# Few from Last Year



## getsum (Jan 7, 2011)

Few pics from last year Thumbs Up


----------



## getsum (Jan 7, 2011)

some more Thumbs Up


----------



## ALC-GregH (Nov 26, 2008)

Pics like that last one always give me the creeps. It's almost as if you're driving into the abyss. LOL There's just something about driving into the night when it snowing. Maybe a fear that I'd get stranded or stuck in the storm with no help around.


----------



## getsum (Jan 7, 2011)

ALC-GregH;1390195 said:


> Pics like that last one always give me the creeps. It's almost as if you're driving into the abyss. LOL There's just something about driving into the night when it snowing. Maybe a fear that I'd get stranded or stuck in the storm with no help around.

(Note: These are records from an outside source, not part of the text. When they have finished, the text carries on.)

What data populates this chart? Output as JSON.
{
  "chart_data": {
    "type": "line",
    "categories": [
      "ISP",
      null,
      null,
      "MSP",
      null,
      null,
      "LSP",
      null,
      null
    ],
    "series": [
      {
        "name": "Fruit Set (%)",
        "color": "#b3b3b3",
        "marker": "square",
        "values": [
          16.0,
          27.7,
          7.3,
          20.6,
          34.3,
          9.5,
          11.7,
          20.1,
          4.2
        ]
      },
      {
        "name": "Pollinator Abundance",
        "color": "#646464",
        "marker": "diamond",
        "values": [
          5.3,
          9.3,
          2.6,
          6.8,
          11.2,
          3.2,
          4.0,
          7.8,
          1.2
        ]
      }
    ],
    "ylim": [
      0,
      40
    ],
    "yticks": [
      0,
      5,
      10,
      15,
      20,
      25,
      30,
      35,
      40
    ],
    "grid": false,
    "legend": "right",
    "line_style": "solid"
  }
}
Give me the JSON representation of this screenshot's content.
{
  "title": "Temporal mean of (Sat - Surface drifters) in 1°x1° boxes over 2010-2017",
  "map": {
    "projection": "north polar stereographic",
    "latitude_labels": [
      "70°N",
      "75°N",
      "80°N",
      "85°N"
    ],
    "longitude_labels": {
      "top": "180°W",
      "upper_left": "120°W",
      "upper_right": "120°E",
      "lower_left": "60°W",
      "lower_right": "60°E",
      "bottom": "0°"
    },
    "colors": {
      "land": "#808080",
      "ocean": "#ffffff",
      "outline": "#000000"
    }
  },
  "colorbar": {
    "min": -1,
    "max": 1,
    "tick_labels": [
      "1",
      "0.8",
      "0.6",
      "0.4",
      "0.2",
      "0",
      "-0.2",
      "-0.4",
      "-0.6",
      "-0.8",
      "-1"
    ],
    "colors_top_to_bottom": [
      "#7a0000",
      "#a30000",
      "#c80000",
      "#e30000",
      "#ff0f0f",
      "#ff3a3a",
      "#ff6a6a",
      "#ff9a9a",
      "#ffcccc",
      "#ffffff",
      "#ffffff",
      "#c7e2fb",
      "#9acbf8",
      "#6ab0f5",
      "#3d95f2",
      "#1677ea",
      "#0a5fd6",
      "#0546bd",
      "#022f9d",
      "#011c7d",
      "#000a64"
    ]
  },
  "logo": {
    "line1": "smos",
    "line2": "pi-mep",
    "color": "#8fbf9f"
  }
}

:laughing: ya that was the blizzard last year. that was actually a more clear picture haha. was baaaad that night. but i LOVE it. kinda get an adrenalin rush knowing how dangerous it can be and that only the few and proud plow guys can handle conditions like this and love it lol i must be a bit


----------



## BOSS LAWN (Nov 6, 2011)

getsum;1390404 said:


> :laughing: ya that was the blizzard last year. that was actually a more clear picture haha. was baaaad that night. but i LOVE it. kinda get an adrenalin rush knowing how dangerous it can be and that only the few and proud plow guys can handle conditions like this and love it lol i must be a bit


x2 on the adrenalin rush, I miss that this year so far..


----------



## getsum (Jan 7, 2011)

BOSS LAWN;1406345 said:


> x2 on the adrenalin rush, I miss that this year so far..


lol yup... only one plow event this year so far. it was 50 plus today...


----------



## Brian Young (Aug 13, 2005)

I dig the solid white dish wheels in the one pic. lol. I had to drive on a thru-way the other night while it was snowing and blowing....I was white knuckling it all the way. Well now a few are saying more snow for next week and supposed to stay cold, we'll see.


----------



## getsum (Jan 7, 2011)

Brian Young;1407090 said:


> I dig the solid white dish wheels in the one pic. lol. I had to drive on a thru-way the other night while it was snowing and blowing....I was white knuckling it all the way. Well now a few are saying more snow for next week and supposed to stay cold, we'll see.


HAHA instead of white walls i went all out :laughing: god i hope we get snow soon. All my resi's and couple commercials are per push and i have 1 good size seasonal. which is going to all bills :realmad: neeeed snooooow


----------